В тот раз что-то помешало ему исполнить желаемое. Но вот что говорится в письме о другом событии: "Я находился в крайне возбужденном состоянии. Прошли вечер, ночь, утро. И вдруг мне открывается возможность согрешить в том самом доме, где я живу; эту возможность мне буквально предложили.

И я не захотел ею воспользоваться.

Вы понимаете? Так всегда бывало со мной. Мне предложили однажды ключ от ворот - красный бант на занавеске, урочный час, один удар в дверь, - и я отказался. Если бы я молил о ключе, я бы ни за что не поручился. Так много значит для меня малость. Есть ли еще такие люди, или я один идиот на всем белом свете?

И тогда моя страсть проявилась в другом: я вдруг полюбил свет. Много света, солнечный свет, дневной свет, огромные люстры, страшное пламя, всепоглощающий свет вокруг меня и везде. Фру Янсон думала, что я сошел с ума. До этого я не понимал восторга Нерона, наблюдавшего горящий Рим. Дело зашло так далеко, что однажды ночью я поджег штору на окне в моей комнате. И когда я, лежа в постели, наблюдал этот огонь, я буквально всеми фибрами моей души ощущал, что я "грешу"".

Еще не закончив письма, он уже понял, что ему не следует больше делать такие безрассудные признания: "Я столько ношу в себе такого, о чем не решаюсь рассказать..." Однако он пишет то, о чем решается рассказать: "Я мог бы заполонить мир описаниями лихорадочных движений души. Но если уж Достоевского считают сумасшедшим, мне и вовсе пути нет. Ибо все те странности, о которых Достоевский пишет в трех своих известных мне книгах (других его книг я не читал), и даже большие странности случаются со мной каждый день, стоит мне только пройтись по Готерсгаде. Увы".

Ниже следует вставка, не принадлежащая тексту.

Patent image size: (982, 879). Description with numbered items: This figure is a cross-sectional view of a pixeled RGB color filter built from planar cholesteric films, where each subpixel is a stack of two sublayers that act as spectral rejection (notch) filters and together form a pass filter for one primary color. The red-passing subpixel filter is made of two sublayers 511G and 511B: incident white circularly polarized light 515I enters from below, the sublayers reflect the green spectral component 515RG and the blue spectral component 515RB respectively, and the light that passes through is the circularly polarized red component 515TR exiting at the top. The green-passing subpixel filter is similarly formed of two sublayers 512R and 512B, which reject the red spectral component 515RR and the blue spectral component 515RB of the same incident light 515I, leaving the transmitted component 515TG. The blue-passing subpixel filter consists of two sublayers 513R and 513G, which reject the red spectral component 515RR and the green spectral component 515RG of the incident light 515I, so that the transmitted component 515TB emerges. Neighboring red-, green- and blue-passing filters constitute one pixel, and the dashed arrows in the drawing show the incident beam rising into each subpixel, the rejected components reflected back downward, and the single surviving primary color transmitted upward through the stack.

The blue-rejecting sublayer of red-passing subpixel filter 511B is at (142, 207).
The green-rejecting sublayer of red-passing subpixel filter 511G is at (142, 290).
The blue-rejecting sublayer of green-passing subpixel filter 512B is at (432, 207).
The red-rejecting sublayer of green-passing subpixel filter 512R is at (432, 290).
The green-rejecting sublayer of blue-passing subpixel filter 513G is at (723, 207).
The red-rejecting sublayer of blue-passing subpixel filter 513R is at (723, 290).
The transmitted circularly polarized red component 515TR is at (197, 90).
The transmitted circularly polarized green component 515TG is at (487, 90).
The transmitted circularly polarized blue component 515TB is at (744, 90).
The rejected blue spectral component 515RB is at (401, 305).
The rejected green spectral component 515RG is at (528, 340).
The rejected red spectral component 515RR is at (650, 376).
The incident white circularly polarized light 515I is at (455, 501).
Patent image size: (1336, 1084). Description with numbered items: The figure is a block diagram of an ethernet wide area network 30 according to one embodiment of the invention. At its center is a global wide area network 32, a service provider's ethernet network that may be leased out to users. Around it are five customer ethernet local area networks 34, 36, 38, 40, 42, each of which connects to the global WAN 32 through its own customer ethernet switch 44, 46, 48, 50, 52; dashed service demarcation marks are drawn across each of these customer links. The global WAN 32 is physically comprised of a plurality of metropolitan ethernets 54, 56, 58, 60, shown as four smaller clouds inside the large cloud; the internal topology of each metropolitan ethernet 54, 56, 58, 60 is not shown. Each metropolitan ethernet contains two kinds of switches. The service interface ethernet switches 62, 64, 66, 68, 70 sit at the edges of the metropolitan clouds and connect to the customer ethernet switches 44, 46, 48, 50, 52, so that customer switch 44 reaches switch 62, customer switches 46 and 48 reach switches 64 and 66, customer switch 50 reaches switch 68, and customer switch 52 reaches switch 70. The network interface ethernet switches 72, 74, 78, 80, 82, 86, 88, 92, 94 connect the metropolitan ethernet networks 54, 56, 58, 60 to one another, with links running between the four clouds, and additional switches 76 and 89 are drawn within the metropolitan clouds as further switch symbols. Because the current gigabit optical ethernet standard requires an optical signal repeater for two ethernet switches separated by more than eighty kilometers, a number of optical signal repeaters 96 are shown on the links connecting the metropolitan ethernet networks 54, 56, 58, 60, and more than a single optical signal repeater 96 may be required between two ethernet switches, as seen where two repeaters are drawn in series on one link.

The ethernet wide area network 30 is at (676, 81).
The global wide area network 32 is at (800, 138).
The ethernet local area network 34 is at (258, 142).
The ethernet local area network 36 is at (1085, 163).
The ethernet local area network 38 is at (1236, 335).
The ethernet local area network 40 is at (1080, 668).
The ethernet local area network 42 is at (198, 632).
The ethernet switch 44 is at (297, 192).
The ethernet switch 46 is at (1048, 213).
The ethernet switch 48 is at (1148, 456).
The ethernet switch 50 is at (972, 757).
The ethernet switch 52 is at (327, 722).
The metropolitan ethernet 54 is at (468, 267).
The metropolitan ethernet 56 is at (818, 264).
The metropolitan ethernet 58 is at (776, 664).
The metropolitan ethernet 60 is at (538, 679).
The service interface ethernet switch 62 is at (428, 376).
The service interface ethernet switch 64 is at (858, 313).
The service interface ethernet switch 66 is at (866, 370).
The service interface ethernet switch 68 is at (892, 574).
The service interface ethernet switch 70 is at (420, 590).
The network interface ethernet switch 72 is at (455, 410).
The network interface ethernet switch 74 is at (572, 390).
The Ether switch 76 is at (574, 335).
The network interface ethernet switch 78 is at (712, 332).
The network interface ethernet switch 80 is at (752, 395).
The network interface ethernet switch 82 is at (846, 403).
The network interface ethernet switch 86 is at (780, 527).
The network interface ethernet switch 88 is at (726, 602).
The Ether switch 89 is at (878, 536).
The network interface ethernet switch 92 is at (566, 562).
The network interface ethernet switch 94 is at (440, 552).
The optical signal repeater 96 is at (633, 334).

Вот это "увы" - крик измученной души. Так же, как и все письма к немногим посвященным в его состояние в те годы, когда он вынашивал "Мистерии", - тоже крик измученной души. Ведь это он унизился до того, чтобы умолять недоступного Брандеса прочесть "Голод": "В нем больше душевных движений, чем во всем "Преступлении и наказании"". Такое чувство, что он не решался писать "Мистерии", боялся, что это убьет его. Он взывает к богу, мечется, лишается остатков самоуважения, бессонница становится невыносимой. Но он должен, он подчиняется закону. Тем не менее в одном из писем к Скраму мы отмечаем мучительные размышления о безумствовании, принадлежащие профессионалу, - какая находка для комментаторов!

"Но само собой разумеется, что в романе нельзя располагать вещи методично - нужно вносить в них беспорядок. И, кстати, я не могу нести личной ответственности за все мысли Нагеля. Вопрос в том, существует ли у него внутреннее единство, связан ли он со своим другим "я", Минуткой, и ослаблены ли его внутренние связи настолько, что он едва ли не распадается".